Exclusive is coming into Toronto with “Hit & Run,” “At Any Price” and “End of Watch” screening. Sales companies are prepping slates aimed at satisfying the more commercial appetite that buyers have acquired in the wake of worldwide hits like “The Hunger Games,” the “Twilight” franchise and “The Artist.”
Brian O’Shea of sales-production company the Exchange says successful films financed from outside the Big Six studios fuel more of the same.
“When you have something like ‘Hunger Games’ or ‘Magic Mike’ that overperform, they have a profound impact in the indie sector,” he says. “Essentially, they keep the dream alive.”
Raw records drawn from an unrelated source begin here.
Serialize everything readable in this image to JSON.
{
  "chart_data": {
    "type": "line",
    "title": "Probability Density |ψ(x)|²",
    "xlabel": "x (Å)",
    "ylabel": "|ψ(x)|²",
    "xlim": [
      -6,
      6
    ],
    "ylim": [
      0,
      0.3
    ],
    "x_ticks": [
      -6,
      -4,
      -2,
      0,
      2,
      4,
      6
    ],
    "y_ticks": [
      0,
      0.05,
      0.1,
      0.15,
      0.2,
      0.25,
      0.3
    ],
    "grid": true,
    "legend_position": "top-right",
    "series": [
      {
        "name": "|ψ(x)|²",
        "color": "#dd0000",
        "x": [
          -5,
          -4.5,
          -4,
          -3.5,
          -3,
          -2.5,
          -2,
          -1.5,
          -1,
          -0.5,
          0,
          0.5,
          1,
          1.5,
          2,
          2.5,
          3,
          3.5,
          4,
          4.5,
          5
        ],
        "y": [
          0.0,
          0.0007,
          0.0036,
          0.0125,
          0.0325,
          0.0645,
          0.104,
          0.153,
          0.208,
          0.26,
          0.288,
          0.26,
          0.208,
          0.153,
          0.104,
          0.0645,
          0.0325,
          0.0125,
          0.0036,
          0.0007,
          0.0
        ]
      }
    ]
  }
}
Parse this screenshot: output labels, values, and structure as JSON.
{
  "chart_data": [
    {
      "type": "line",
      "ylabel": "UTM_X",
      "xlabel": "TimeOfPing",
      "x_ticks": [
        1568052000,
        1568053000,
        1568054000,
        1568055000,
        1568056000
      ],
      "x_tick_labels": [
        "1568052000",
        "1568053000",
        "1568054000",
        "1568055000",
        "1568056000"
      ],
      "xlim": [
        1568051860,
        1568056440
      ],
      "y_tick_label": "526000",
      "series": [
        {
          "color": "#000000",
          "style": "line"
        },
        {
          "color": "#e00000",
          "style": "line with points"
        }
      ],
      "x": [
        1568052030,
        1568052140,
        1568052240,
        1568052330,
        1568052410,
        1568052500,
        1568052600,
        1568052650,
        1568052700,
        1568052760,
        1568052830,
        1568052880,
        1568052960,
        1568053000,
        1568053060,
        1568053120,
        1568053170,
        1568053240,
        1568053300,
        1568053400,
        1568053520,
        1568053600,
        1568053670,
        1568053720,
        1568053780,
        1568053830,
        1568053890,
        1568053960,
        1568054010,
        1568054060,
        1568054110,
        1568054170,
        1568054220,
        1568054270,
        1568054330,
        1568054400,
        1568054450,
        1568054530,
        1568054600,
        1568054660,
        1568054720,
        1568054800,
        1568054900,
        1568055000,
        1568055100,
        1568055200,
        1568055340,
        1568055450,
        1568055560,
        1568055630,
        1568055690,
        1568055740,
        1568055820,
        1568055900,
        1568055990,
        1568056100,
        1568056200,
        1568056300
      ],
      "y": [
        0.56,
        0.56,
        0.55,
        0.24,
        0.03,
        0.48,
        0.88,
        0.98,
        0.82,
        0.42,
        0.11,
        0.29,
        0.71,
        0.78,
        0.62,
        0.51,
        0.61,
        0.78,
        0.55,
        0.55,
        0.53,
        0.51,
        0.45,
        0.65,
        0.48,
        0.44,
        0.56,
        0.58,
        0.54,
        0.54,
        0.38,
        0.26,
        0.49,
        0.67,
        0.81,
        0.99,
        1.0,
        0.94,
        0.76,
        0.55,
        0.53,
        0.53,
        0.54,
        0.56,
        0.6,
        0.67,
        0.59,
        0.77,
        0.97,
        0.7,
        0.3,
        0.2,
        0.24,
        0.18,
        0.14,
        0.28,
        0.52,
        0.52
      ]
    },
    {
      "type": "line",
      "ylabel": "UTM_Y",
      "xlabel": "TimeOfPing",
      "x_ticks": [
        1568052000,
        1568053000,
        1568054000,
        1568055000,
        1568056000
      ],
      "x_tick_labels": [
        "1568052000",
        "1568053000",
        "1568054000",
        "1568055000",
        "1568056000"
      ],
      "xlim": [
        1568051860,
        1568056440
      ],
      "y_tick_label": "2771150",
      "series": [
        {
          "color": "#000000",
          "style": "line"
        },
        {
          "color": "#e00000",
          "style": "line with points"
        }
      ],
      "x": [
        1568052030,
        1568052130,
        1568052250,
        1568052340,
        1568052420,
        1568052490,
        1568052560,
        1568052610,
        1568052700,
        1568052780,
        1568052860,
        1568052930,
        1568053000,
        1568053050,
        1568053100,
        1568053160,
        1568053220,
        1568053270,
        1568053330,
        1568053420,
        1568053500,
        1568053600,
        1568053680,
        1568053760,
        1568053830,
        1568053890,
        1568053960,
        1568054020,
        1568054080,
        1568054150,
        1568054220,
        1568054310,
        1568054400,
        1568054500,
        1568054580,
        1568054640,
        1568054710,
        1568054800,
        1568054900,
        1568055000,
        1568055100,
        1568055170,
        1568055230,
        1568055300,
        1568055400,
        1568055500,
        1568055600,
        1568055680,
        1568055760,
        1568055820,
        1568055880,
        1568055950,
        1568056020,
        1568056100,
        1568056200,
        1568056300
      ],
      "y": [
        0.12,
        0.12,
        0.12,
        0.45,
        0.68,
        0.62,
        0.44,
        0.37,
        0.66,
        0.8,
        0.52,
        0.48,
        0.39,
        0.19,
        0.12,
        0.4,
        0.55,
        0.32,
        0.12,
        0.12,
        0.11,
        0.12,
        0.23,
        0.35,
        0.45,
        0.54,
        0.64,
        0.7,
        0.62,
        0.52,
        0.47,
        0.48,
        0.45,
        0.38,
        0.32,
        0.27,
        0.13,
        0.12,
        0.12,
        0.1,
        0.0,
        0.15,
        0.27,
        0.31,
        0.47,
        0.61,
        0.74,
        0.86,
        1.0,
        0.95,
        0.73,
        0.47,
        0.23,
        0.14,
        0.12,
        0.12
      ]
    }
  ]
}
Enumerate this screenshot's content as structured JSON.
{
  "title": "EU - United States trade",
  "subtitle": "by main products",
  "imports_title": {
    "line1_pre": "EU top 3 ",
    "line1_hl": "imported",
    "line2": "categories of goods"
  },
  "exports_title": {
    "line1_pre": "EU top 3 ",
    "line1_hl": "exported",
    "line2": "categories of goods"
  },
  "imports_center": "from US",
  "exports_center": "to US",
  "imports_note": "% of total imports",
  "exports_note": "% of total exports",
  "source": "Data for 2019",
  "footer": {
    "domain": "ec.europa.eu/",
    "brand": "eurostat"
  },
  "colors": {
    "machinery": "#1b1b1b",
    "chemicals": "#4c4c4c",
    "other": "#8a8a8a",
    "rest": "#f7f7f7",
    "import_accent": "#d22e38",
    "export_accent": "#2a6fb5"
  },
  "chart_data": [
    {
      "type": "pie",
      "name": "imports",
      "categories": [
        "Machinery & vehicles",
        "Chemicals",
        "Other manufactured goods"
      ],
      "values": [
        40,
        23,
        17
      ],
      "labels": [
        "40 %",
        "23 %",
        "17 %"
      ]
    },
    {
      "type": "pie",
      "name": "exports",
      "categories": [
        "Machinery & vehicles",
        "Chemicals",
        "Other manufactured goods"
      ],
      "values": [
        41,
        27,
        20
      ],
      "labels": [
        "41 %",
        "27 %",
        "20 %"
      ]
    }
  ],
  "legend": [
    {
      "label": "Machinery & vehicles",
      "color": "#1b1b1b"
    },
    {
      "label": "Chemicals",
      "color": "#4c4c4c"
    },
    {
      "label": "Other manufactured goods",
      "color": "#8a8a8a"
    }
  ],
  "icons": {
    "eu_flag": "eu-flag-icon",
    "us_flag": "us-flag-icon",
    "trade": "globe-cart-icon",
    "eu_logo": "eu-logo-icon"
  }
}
Worldview Entertainment topper Christopher Woodrow, whose banner is financing “Blood Ties” and “Devil’s Knot,” marvels at how the financing of the indie market has rebounded since the depths of the recession.
“Financing opportunities are the polar opposite of three years ago and there’s a large appetite among high-net-worth and institutional investors,” he says. “We’ve had a large number of hedge funds come into our office. There’s a lot of capital right now because what is being offered is an attractive asset with solid rate of return in the mid-teens.”
Wayfare Entertainment topper Ben Browning agrees.
“The big studios have less-diverse slates so the mid-budget mainstream movies have started to migrate to the independents,” Browning says. “The international markets have really started to grow. That’s why broad concept movies like ‘Rush’ are getting made. And equity financiers are getting very active, particularly in countries that have healthy economics. The real skill is pairing content with what’s appropriate culturally because movies have to have an international life.”
Lisa Wilson,of sales-financing company the Solution says Toronto’s emergence as a viable market — equivalent to Cannes, Berlin and the American Film Market — has provoked a change in how the business conducts itself during August.
“We are seeing people defer vacations,” she says.”It used to be that everyone was out all August. Now, they’re out from mid-July to mid-August so that the can get ready for the market.”